During deliberations, the jury requested that portions of the testimony of DEA Agent Azzam be read. As the court reporter who had taken that testimony was on leave for another five days and the court determined that the notes of the reporter would be difficult for another reporter to read, the judge told the jury that it would have to depend upon its recollection of the testimony. "In general, rereading [of testimony] is disfavored because of the emphasis it places on specific testimony and the delay it causes in the trial." United States v. Nolan, 700 F.2d 479, 486 (9th Cir.), cert. denied, 462 U.S. 1123 (1983). The decision of the district court not to read the testimony is reviewed for abuse of discretion. United States v. Castillo, 866 F.2d 1071, 1084 (9th Cir.1988). We find no abuse of discretion by the district court under these circumstances.
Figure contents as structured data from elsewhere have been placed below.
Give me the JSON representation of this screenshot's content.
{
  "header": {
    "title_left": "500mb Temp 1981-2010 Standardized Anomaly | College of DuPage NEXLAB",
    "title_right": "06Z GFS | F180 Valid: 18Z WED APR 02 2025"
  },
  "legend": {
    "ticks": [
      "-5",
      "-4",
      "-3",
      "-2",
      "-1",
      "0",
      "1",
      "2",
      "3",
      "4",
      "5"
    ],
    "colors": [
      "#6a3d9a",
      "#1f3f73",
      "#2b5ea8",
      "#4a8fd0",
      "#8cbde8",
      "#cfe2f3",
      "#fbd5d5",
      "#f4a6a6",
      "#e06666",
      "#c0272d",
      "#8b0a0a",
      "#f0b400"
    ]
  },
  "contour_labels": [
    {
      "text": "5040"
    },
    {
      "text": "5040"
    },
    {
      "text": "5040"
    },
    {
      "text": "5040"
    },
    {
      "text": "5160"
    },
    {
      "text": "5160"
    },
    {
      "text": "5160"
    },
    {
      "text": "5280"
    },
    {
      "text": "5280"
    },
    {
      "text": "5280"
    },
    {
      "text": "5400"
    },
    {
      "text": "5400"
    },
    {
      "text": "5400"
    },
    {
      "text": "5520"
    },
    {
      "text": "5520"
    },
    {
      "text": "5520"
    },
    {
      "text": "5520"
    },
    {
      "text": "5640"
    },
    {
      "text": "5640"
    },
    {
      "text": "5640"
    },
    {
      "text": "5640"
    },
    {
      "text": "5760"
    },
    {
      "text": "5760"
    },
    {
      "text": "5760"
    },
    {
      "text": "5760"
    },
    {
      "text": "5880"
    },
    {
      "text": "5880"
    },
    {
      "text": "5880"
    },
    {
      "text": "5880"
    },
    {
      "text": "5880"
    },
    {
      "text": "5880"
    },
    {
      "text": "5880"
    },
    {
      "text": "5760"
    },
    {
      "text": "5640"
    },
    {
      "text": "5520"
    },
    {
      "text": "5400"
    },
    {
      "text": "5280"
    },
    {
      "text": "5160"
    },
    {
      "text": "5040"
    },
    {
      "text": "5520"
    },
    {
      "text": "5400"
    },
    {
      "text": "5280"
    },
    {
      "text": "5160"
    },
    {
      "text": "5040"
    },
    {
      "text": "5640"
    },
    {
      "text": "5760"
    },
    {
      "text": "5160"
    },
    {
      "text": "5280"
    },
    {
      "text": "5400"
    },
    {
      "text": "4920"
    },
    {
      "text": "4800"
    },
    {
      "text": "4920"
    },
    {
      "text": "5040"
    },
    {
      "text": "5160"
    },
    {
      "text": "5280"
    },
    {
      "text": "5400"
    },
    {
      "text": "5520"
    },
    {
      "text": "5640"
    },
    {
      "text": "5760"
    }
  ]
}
Before trial, Rowe requested disclosure of informant Bolton's rap sheet. The case agent advised the prosecutor that there was none and this was verified by a negative computer check under the California Indexing Information (CII). Bolton testified that he had no criminal record. After trial was completed, it was discovered that Bolton had misdemeanor convictions in several municipal courts, for traffic violations, passing a check with nonsufficient funds, and burglary.
The defendant then filed a motion for a new trial, alleging a violation of Brady v. Maryland, 373 U.S. 83, 87 (1963). Although, as the prosecution admits, it was under a duty to produce Bolton's criminal record, there has been no allegation that the government acted in bad faith by concealing any document which the U.S. Attorney possessed. Because the newly discovered evidence of the convictions was merely impeaching evidence and because Bolton's testimony was corroborated by the testimony of others, we find no abuse of discretion in the failure of the district court to grant a new trial. See United States v. Walgren, 855 F.2d 1417, 1428 (9th Cir.1989).
Finally, prior to trial, Rowe obtained an order allowing his chemist to analyze the seized drugs. However, because of a miscommunication between the DEA and Rowe's chemist, the substance was not provided to Rowe's counsel in time to test it before trial. Because the motion for a continuance was filed on the eve of trial, the court denied it, but left Rowe an opportunity to conduct the test after trial, in event of conviction. Nevertheless, Rowe did not move to examine the substance after trial. Therefore, inasmuch as he has not shown any prejudice by the failure to grant the continuance, we find no error. See United States v. Long, 706 F.2d 1044, 1053 (9th Cir.1983).